A 36-Year-Old Woman Who Smokes Cigarettes

Author Affiliations

Author Affiliation: Dr Rigotti is Associate Professor of Medicine, Harvard Medical School, and Director, Tobacco Research and Treatment Center, Department of Medicine, Massachusetts General Hospital, Boston.


Clinical Crossroads Section Editor: Margaret A. Winker, MD, Deputy Editor.

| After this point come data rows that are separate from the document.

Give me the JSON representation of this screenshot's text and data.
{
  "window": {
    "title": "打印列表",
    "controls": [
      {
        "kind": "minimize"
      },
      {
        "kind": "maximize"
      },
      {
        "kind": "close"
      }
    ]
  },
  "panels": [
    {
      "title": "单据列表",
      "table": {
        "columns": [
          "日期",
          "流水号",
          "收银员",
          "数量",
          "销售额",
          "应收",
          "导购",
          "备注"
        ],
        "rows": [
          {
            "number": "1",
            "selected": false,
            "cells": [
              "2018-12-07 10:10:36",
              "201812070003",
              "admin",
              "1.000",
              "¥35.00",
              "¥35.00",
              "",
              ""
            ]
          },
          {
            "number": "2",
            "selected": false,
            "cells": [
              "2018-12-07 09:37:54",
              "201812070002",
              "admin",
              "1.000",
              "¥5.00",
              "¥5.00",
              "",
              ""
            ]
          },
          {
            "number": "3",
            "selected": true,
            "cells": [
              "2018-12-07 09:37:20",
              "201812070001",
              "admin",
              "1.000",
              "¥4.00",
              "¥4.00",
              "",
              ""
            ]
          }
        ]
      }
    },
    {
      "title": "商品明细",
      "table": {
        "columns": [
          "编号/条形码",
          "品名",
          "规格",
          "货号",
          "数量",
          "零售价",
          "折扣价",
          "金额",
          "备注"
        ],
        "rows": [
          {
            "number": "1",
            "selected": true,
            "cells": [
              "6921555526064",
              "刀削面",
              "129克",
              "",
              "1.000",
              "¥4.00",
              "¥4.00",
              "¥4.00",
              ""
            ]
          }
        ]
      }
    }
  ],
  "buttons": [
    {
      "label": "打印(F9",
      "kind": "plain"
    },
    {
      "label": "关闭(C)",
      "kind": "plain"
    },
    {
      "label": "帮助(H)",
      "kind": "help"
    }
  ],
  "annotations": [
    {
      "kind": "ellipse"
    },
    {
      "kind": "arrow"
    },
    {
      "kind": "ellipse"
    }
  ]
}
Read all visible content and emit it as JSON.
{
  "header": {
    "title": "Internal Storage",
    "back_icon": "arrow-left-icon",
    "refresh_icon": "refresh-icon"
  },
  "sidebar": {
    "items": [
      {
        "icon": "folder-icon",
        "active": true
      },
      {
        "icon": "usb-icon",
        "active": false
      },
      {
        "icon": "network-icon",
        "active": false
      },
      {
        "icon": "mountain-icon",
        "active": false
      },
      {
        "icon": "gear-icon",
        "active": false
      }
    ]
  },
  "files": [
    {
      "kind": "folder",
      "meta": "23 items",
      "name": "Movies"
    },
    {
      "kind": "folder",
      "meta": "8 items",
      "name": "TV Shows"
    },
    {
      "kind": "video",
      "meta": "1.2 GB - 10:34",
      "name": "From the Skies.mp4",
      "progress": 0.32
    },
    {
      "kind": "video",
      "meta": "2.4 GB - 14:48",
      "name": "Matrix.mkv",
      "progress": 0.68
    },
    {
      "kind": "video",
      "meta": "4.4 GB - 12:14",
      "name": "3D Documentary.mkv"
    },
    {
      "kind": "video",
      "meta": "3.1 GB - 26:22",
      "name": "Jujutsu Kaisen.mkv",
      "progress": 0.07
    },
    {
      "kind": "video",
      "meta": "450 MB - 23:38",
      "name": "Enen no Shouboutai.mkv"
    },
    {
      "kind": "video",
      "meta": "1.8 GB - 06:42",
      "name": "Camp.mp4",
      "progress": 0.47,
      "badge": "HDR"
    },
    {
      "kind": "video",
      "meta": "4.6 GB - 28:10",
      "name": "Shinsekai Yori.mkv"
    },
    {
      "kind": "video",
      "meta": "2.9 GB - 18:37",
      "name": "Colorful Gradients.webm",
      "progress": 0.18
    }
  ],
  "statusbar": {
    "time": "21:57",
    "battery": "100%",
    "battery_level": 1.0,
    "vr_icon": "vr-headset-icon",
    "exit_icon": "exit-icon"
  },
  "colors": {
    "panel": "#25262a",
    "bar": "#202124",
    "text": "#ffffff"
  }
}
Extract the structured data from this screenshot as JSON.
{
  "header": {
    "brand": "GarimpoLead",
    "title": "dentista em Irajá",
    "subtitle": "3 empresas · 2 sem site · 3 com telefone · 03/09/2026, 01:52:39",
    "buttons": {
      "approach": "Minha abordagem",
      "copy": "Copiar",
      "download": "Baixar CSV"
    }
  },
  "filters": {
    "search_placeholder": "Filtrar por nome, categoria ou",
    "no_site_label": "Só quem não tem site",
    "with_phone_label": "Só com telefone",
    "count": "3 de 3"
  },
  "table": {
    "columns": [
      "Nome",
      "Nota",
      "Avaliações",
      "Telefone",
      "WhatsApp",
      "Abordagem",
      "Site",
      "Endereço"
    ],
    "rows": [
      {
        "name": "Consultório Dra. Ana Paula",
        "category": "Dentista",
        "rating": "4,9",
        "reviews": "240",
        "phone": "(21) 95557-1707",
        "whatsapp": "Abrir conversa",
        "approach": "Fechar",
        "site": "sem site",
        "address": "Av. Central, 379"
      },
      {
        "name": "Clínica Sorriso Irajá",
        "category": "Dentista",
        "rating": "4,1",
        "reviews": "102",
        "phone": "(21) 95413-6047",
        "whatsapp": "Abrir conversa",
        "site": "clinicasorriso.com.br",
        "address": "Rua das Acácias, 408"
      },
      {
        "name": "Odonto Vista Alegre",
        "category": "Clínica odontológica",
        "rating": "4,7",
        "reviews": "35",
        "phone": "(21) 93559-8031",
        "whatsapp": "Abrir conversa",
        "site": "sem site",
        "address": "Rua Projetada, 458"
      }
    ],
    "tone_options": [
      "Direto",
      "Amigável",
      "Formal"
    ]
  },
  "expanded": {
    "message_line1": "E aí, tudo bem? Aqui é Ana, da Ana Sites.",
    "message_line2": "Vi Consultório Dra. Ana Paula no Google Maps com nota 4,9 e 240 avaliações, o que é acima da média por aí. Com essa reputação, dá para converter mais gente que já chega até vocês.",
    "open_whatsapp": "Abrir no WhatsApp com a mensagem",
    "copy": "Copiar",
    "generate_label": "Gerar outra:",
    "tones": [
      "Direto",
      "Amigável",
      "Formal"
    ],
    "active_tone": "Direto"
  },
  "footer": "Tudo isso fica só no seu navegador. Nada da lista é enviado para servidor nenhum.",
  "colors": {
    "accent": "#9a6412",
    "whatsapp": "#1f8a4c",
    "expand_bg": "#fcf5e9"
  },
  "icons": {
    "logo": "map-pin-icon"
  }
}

JAMA. 2000;284(6):741-749. doi:10.1001/jama.284.6.741

DR DELBANCO: Ms V is a 36-year-old woman considering an attempt to quit smoking. Married, with 3 children, she lives near Boston and works at the public counter of a federal agency. Two of her children have asthma. Ms V has commercial, managed care insurance and receives primary care from Dr K, a general internist at the Beth Israel Deaconess Medical Center.

Since age 9 years, Ms V has smoked cigarettes, and by age 12 years, she was consistently smoking 1 pack daily. Currently, she uses 1 to 2 packs per day, smoking closer to 2 packs per day during times of stress. She smokes the bulk of her cigarettes during her long commute to and from work. She also enjoys tobacco after a meal and when out with friends. Ms V's husband is a former smoker.